La présidente Ursula von der Leyen et le commissaire Valdis Dombrovskis, qui supervise l’ensemble des efforts de «simplification», semblent vouloir s’aligner sur les revendications des entreprises les plus grosses et les plus puissantes. Parmi les principaux interlocuteurs de la Commission lors de la «vérification à l’épreuve de la réalité» figuraient en particulier des sociétés dont les activités commerciales contribuent de façon non négligeable au changement climatique, et qui ont un intérêt à ce que les obligations climatiques soient revues à la baisse, comme les entreprises des secteurs du pétrole, du gaz, de la pétrochimie, de l’automobile ou de la finance. Au vu de la crise climatique actuelle et de ses effets dévastateurs sur la population et l’environnement, les inquiétudes sont immenses face au risque que ce train de mesures«omnibus» entérine un recul pour les politiques de lutte contre le changement climatique.

La priorité de la Commission devrait être la mise en œuvre de la législation plutôt que la déréglementation

Si la Commission est réellement préoccupée par la compétitivité et la réduction de la charge réglementaire, ainsi que par les droits de l’homme ou la justice climatique, elle devrait se demander comment mettre en œuvre efficacement les instruments de durabilité. Pour ce faire, il ne serait guère difficile d’élaborer des lignes directrices qui aideront les entreprises et les autorités des États membres à cet égard, comme le prévoit la CSDDD, ainsi que de développer le financement et le renforcement des capacités. Cette approche répondrait aux critiques formulées dans le rapport Draghi concernant l’absence d’orientations qui facilitent l’application de la législation européenne en matière de durabilité.

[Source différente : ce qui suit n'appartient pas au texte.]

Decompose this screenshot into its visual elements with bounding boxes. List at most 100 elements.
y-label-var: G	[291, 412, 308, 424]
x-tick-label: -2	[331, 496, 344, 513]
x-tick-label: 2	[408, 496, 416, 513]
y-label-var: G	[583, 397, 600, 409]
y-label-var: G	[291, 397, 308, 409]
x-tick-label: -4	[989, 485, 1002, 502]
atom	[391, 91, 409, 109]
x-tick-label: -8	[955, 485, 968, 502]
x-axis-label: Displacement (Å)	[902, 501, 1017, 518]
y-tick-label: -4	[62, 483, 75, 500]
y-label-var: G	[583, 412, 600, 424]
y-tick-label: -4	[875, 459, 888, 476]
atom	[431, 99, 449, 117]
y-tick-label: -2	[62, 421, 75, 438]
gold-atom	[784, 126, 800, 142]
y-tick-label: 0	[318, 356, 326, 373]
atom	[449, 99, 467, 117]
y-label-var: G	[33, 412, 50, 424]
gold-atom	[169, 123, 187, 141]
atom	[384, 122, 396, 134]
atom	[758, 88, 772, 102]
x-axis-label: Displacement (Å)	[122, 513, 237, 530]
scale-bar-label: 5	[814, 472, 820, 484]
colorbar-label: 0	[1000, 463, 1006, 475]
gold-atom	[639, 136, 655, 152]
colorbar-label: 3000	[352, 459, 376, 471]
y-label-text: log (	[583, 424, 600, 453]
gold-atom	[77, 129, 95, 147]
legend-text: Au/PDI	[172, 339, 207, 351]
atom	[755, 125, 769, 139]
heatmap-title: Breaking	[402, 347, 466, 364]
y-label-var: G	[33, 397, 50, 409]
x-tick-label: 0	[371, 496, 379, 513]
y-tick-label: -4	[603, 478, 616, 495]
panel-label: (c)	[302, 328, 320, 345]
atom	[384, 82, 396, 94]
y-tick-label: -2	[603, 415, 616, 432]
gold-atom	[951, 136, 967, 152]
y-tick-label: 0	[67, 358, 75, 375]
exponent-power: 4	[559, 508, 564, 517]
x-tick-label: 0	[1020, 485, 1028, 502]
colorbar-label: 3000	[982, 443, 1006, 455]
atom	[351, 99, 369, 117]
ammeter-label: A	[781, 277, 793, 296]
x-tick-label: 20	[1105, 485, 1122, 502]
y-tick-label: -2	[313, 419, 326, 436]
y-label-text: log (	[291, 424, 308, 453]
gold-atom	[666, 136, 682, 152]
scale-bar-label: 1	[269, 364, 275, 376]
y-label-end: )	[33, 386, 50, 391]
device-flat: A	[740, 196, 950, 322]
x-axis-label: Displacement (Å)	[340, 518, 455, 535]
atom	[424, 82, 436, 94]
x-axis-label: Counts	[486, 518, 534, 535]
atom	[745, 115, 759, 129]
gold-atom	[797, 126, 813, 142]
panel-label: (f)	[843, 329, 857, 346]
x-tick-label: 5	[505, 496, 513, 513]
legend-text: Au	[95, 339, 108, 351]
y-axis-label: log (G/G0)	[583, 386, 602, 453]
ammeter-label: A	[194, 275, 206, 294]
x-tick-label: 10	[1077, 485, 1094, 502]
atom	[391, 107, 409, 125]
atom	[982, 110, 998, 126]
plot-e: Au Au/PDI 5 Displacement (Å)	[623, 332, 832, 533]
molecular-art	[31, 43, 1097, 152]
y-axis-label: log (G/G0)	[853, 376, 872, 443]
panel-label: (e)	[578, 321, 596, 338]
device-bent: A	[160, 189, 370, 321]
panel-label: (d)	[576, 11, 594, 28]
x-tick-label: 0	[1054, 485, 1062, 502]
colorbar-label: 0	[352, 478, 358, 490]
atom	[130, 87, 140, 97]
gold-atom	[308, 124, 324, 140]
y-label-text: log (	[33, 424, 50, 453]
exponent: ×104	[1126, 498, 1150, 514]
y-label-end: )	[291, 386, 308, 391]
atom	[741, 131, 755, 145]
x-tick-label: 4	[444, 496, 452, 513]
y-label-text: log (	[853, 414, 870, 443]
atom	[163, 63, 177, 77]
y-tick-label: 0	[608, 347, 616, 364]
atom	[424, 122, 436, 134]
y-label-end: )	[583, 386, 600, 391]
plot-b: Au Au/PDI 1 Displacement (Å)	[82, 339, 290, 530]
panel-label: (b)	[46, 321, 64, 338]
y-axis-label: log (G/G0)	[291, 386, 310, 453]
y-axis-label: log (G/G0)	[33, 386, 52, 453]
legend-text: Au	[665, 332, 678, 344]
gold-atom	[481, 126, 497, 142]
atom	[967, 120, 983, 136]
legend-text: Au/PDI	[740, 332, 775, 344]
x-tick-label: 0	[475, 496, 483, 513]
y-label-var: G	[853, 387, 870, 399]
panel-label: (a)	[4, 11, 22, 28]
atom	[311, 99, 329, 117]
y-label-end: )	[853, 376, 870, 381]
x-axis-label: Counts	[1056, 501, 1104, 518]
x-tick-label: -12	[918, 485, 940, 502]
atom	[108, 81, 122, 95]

En définitive, réécrire secrètement des réglementations essentielles en matière de durabilité, dans un huis clos avec certaines des plus grandes entreprises mondiales n’apparaît guère tracer la voie vers une véritable compétitivité. 

Andriana Loredan est chargée de mission à la Coalition européenne pour la justice des entreprises (ECCJ) et participe à l’action de plaidoyer en faveur de la directive sur le devoir de vigilance des entreprises en matière de durabilité depuis la première publication de la proposition en 2022. Elle a travaillé auparavant au sein de l’association Anti-Slavery International sur le thème des entreprises et des droits de l’homme, sous l’angle du travail forcé.